3. Como se prova que as 2300 tardes de manhãs (ou 1150 dias literais) de contaminação do Santuário terrestre de Jerusalém, cumpriram-se em Antíoco Epifanio IV?

Iremos provar agora, como Antíoco Epifânio IV se ajusta perfeitamente à profecia de Daniel 8:

a) Daniel 8:9 – Ainda de um deles (de um dos 4 chifres) saiu um chifre pequeno, o qual cresceu muito para o sul, e para o oriente, e para a terra formosa.”

A história nos confirma que Antíoco Epifânio IV foi o oitavo governador da dinastia dos Selêucidas. Saiu portanto de um dos quatro chifres do bode peludo (Grécia). Ele reinou de 175 a 164 AC. A Bíblia diz que esse rei cresceria muito para o sul.

Observem o que diz o historiador Flávio Josefo:

“A profunda paz que Antíoco gozava e o desprezo que ele tinha pela pouca idade dos filhos de Ptolomeu, que os tornava incapaz de tomar conhecimento das coisas, fê-lo conceber a idéia de conquistar o Egito. Declarou guerra, e entrou no país com um poderoso exército; foi diretamente a Pelusa, enganou o rei Filopator, tomou Mênfiz e marchou para Alexandria, para se apoderar da cidade da pessoa do rei.” História dos Hebreus, p. 286.

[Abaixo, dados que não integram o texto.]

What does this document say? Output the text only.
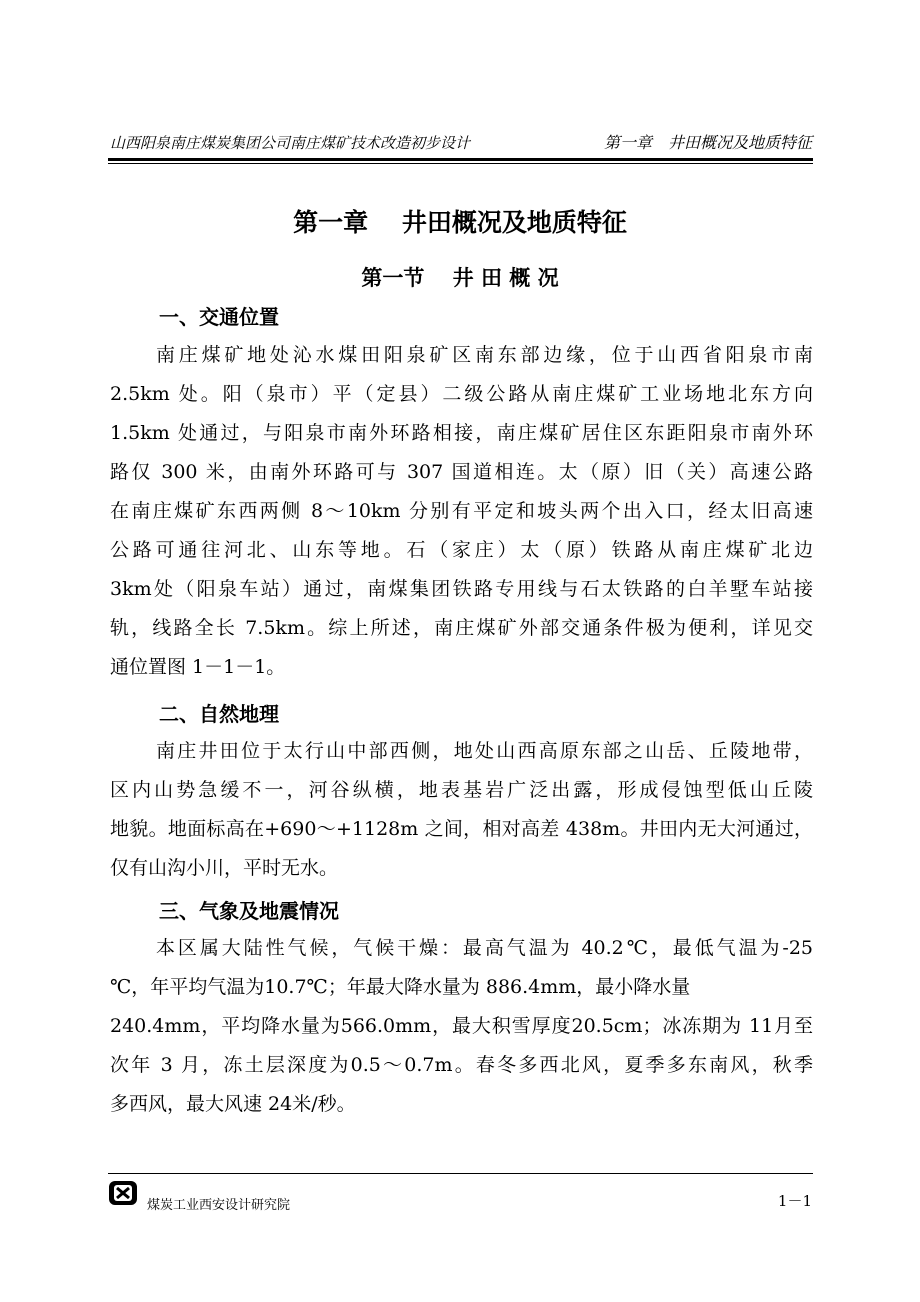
山西阳泉南庄煤炭集团公司南庄煤矿技术改造初步设计	第一章　井田概况及地质特征
第一章　 井田概况及地质特征
第一节　 井 田 概 况
一、交通位置
南庄煤矿地处沁水煤田阳泉矿区南东部边缘，位于山西省阳泉市南
2.5km 处。阳（泉市）平（定县）二级公路从南庄煤矿工业场地北东方向
1.5km 处通过，与阳泉市南外环路相接，南庄煤矿居住区东距阳泉市南外环
路仅 300 米，由南外环路可与 307 国道相连。太（原）旧（关）高速公路
在南庄煤矿东西两侧 8～10km 分别有平定和坡头两个出入口，经太旧高速
公路可通往河北、山东等地。石（家庄）太（原）铁路从南庄煤矿北边
3km处（阳泉车站）通过，南煤集团铁路专用线与石太铁路的白羊墅车站接
轨，线路全长 7.5km。综上所述，南庄煤矿外部交通条件极为便利，详见交
通位置图 1－1－1。
二、自然地理
南庄井田位于太行山中部西侧，地处山西高原东部之山岳、丘陵地带，
区内山势急缓不一，河谷纵横，地表基岩广泛出露，形成侵蚀型低山丘陵
地貌。地面标高在+690～+1128m 之间，相对高差 438m。井田内无大河通过，
仅有山沟小川，平时无水。
三、气象及地震情况
本区属大陆性气候，气候干燥：最高气温为 40.2℃，最低气温为-25
℃，年平均气温为10.7℃；年最大降水量为 886.4mm，最小降水量
240.4mm，平均降水量为566.0mm，最大积雪厚度20.5cm；冰冻期为 11月至
次年 3 月，冻土层深度为0.5～0.7m。春冬多西北风，夏季多东南风，秋季
多西风，最大风速 24米/秒。
煤炭工业西安设计研究院	1－1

Geograficamente Egito situava-se ao sul, exatamente como previu o profeta Daniel. Como a dinastia dos Selêucidas já tinha o domínio do oriente, desde a divisão do império greco-macedônico, conforme previsto pela profecia bíblica, as Sagradas Escrituras dizem ainda que esse rei cresceria para a “terra formosa” (Jerusalém). Teria Antíoco Epifânio IV prosperado no intento contra Jerusalém? Teria ele profanado o templo? Para desespero dos que defendem a idéia da purificação do santuário celestial a partir de 1844, a resposta é: SIM. Esse homem fez coisas terríveis contra os judeus. A esse respeito Flávio Josefo escreveu o seguinte:

“No vigésimo quinto dia do mês, que os hebreus chamam de Quisleu e os macedônios, Apeleu, na centésima qüinquagésima terceira Olimpíada, ele (Antíoco Epifânio IV) voltou a Jerusalém e não perdoou nem mesmo aos que o receberam na esperança de que ele não faria nenhum ato de hostilidade. Sua insaciável avareza fez com que ele não temesse violar também a sua fé para despojar o templo de tantas riquezas de que sabia estava ele cheio. Tomou os vasos consagrados a Deus, os candelabros de ouro, a mesa sobre a qual se punham os pães da proposição e os turíbulos. Levou mesmo as tapeçarias de escarlate e os linhos finos, pilhou os tesouros, que tinham ficado escondidos por muito tempo; afinal, nada lá deixou. E para cúmulo de maldade proibiu aos judeus de oferecer a Deus os sacrifícios ordinários, segundo sua lei a isso os obrigava. Depois de ter assim saqueado toda a cidade, mandou matar uma parte dos habitantes e fez levar dez mil escravos com suas mulheres e filhos, mandou queimar os mais belos edifícios, destruiu as muralhas, e construiu, na cidade baixa, uma fortaleza com grandes torres, que dominavam o templo e lá colocou uma guarnição de macedônios, entre os quais estavam vários judeus maus e tão ímpios, que não havia males que eles não infligissem aos habitantes. Mandou também construir um altar no templo e lá fez sacrificar porcos, o que era uma das coisas mais contrárias à nossa religião.Obrigou então os judeus a renunciarem ao culto do verdadeiro Deus, para adorar seus ídolos, ordenaram que se lhes construíssem templos em todas as cidades e determinou que não se passasse um dia, que lá não se imolassem porcos. Proibiu também aos judeus, sob penas graves, que circuncidassem seus filhos e nomeou fiscais para vigiarem se eles observavam suas determinações, as leis que ele impunha, e obrigá-los a isso, se recusassem. A maior parte do povo obedeceu-lhe, fê-lo voluntariamente ou de medo; mas essas ameaças não puderam impedir aos que tinham virtude e generosidade, de observar as leis de seus pais; o cruel príncipe os fazia morrer, por vários tormentos. Depois de os ter feito retalhar a golpes de chicote, sua horrível desumanidade não se contentava de faze-los crucificar, mas enquanto respiravam, ainda fazia enforcar e estrangular, perto deles, suas mulheres e os filhos que tinham sido circuncidados. Mandava queimar todos os livros das Sagradas Escrituras e não perdoava a um só de todos aqueles em cujas casas os encontrava.” História dos Hebreus, p. 287.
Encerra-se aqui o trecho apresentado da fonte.